Our View: Black History Month needed, but it shouldn’t be

Our View

In short: Setting aside one month for one culture is not ideal, but it’s much better than forgetting.

It’s almost sad that we need Black History Month.

The month has its critics. Some say it excludes other cultures. Some say there should be a month for every culture. Some say there should be no specific months to celebrate specific cultures. Every group has its point.

The advantage of dedicating an entire month to black history is that it makes sure that people who might not otherwise hear about the contributions of people like George Washington Carver and Frederick Douglass get to learn. It brings elements of history that are not as widely taught in certain parts of the country to the forefront for 28 or 29 days a year.

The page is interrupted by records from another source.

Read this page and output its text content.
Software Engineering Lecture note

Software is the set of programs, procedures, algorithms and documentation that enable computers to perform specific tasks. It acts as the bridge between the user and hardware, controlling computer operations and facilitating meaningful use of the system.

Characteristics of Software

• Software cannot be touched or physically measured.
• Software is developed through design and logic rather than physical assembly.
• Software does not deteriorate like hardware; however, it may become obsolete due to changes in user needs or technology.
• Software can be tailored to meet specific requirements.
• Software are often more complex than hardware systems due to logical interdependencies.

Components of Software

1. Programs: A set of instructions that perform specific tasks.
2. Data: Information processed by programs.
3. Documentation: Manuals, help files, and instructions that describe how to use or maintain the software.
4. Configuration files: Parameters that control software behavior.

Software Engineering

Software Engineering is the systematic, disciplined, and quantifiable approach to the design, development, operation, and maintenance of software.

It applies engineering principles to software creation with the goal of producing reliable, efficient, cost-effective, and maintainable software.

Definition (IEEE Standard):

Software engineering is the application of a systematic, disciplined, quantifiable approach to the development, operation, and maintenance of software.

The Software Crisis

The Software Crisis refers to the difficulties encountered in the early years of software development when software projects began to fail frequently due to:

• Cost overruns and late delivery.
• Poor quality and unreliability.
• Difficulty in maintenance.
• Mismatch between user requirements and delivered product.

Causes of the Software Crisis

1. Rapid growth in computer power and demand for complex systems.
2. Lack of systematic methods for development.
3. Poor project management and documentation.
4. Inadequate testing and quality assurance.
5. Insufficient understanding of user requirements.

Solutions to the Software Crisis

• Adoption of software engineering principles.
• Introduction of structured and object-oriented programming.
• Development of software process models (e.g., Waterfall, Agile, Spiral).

The disadvantage is that it boxes that history in. The work of abolitionists and civil rights leaders is not just “black history. Rather, it’s American history. By isolating this knowledge into one month, we may be creating an incentive to ignore it the other 11 months of the year. It becomes almost as if we are living in two different societies: one predominantly white, which runs from March 1 to Jan. 30, and one black, which takes up the remaining 8 percent of the year.

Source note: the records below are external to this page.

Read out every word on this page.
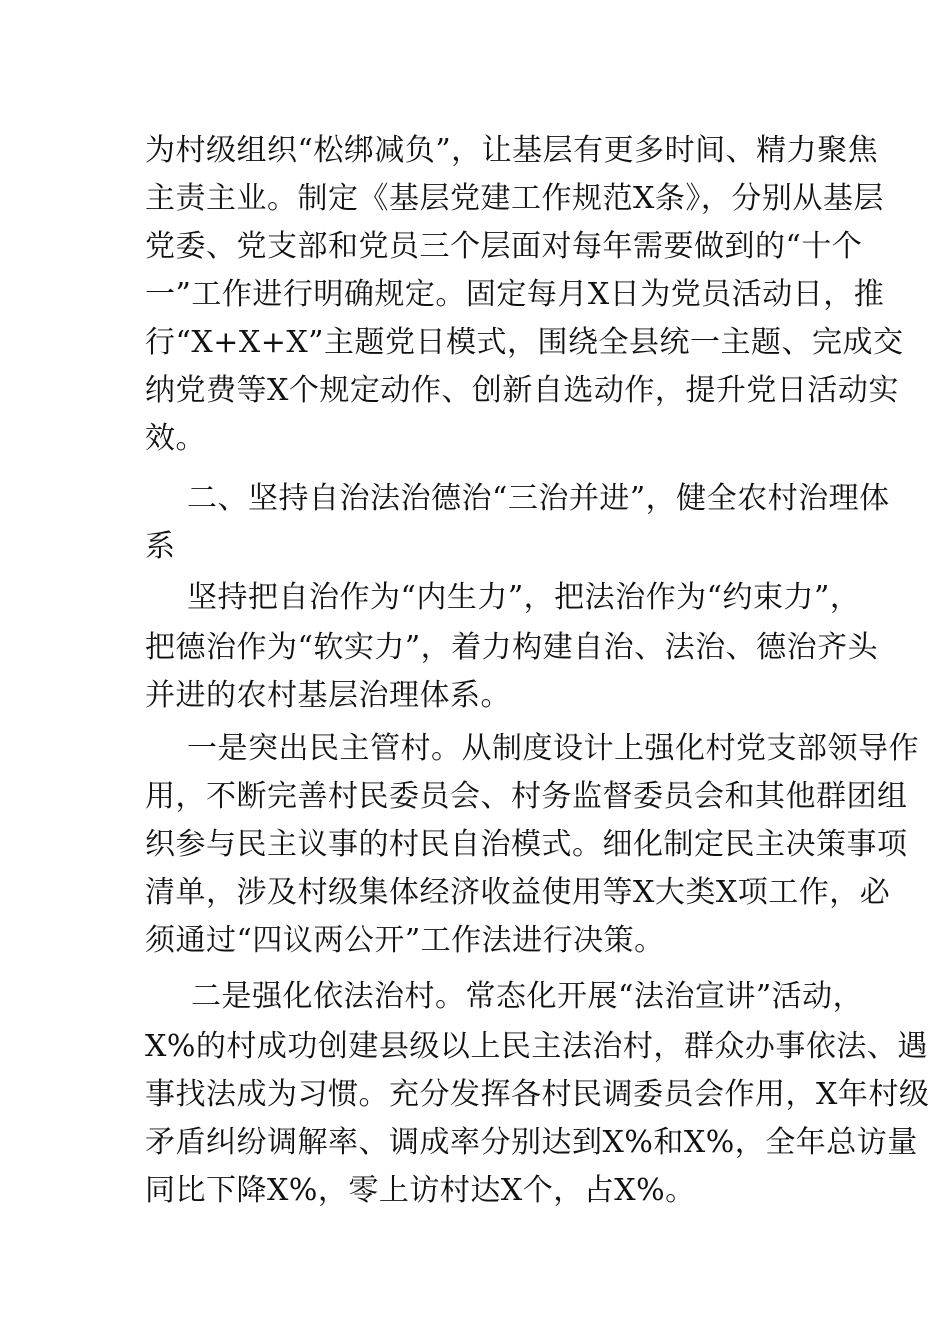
为村级组织“松绑减负”，让基层有更多时间、精力聚焦

主责主业。制定《基层党建工作规范X条》，分别从基层

党委、党支部和党员三个层面对每年需要做到的“十个

一”工作进行明确规定。固定每月X日为党员活动日，推

行“X+X+X”主题党日模式，围绕全县统一主题、完成交

纳党费等X个规定动作、创新自选动作，提升党日活动实

效。

二、坚持自治法治德治“三治并进”，健全农村治理体

系

坚持把自治作为“内生力”，把法治作为“约束力”，

把德治作为“软实力”，着力构建自治、法治、德治齐头

并进的农村基层治理体系。

一是突出民主管村。从制度设计上强化村党支部领导作

用，不断完善村民委员会、村务监督委员会和其他群团组

织参与民主议事的村民自治模式。细化制定民主决策事项

清单，涉及村级集体经济收益使用等X大类X项工作，必

须通过“四议两公开”工作法进行决策。

二是强化依法治村。常态化开展“法治宣讲”活动，

X%的村成功创建县级以上民主法治村，群众办事依法、遇

事找法成为习惯。充分发挥各村民调委员会作用，X年村级

矛盾纠纷调解率、调成率分别达到X%和X%，全年总访量

同比下降X%，零上访村达X个，占X%。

This separation makes it easier for teachers to ignore the contributions of African-Americans when they come up in the course of normal history lectures. If they are talked about in February, there is no need to repeat them and indicate their influence on the normal course of events that shaped our nation. We are unable to see the context in which they acted and we are also unable to see the effect it had on the rest of the nation.

People like Martin Luther King Jr. never acted as if their actions were taking place in a bubble. Their actions shouldn’t be remembered in that way. Black history is American history and it should be treated as such.

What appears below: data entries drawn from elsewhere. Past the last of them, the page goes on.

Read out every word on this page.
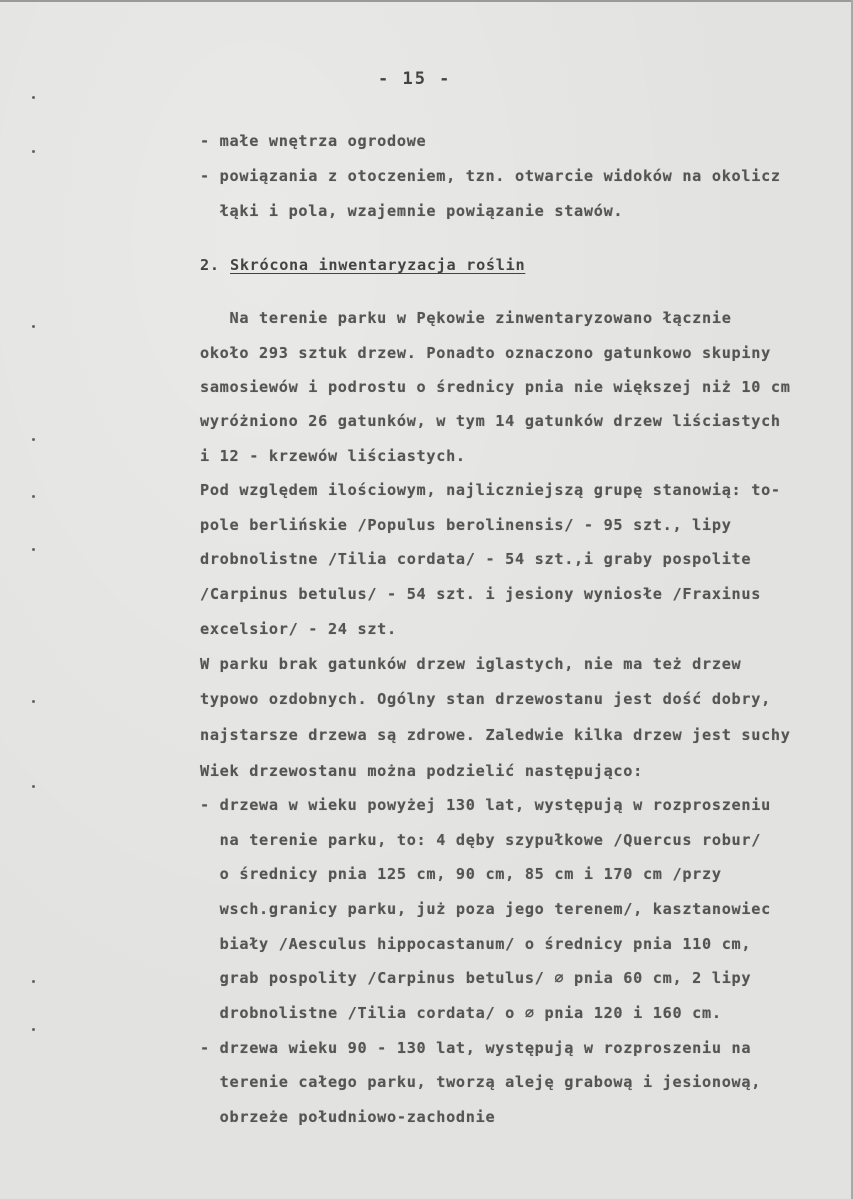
- 15 -
- małe wnętrza ogrodowe
- powiązania z otoczeniem, tzn. otwarcie widoków na okolicz
łąki i pola, wzajemnie powiązanie stawów.
2. Skrócona inwentaryzacja roślin
Na terenie parku w Pękowie zinwentaryzowano łącznie
około 293 sztuk drzew. Ponadto oznaczono gatunkowo skupiny
samosiewów i podrostu o średnicy pnia nie większej niż 10 cm
wyróżniono 26 gatunków, w tym 14 gatunków drzew liściastych
i 12 - krzewów liściastych.
Pod względem ilościowym, najliczniejszą grupę stanowią: to-
pole berlińskie /Populus berolinensis/ - 95 szt., lipy
drobnolistne /Tilia cordata/ - 54 szt.,i graby pospolite
/Carpinus betulus/ - 54 szt. i jesiony wyniosłe /Fraxinus
excelsior/ - 24 szt.
W parku brak gatunków drzew iglastych, nie ma też drzew
typowo ozdobnych. Ogólny stan drzewostanu jest dość dobry,
najstarsze drzewa są zdrowe. Zaledwie kilka drzew jest suchy
Wiek drzewostanu można podzielić następująco:
- drzewa w wieku powyżej 130 lat, występują w rozproszeniu
na terenie parku, to: 4 dęby szypułkowe /Quercus robur/
o średnicy pnia 125 cm, 90 cm, 85 cm i 170 cm /przy
wsch.granicy parku, już poza jego terenem/, kasztanowiec
biały /Aesculus hippocastanum/ o średnicy pnia 110 cm,
grab pospolity /Carpinus betulus/ ∅ pnia 60 cm, 2 lipy
drobnolistne /Tilia cordata/ o ∅ pnia 120 i 160 cm.
- drzewa wieku 90 - 130 lat, występują w rozproszeniu na
terenie całego parku, tworzą aleję grabową i jesionową,
obrzeże południowo-zachodnie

The only way to properly replace Black History Month would be to ensure that history does not just reflect one culture. Too often it’s easiest to emphasize the history of the dominant culture and brush off the history of others as less significant, less interesting or less important.

Black History Month is needed because without it some parts of history may be forgotten by some people. If the history of all Americans, rich and poor, all races, all religions, all sexual orientations, were embraced fairly to demonstrate the way all Americans have contributed to the society we have now, then we might not need to single anything specifically out to be remembered.

Unfortunately, we’re still working towards that goal, and we still need to remind ourselves not to forget anyone’s history.

Our View is the consensus of The Crimson White’s editorial board.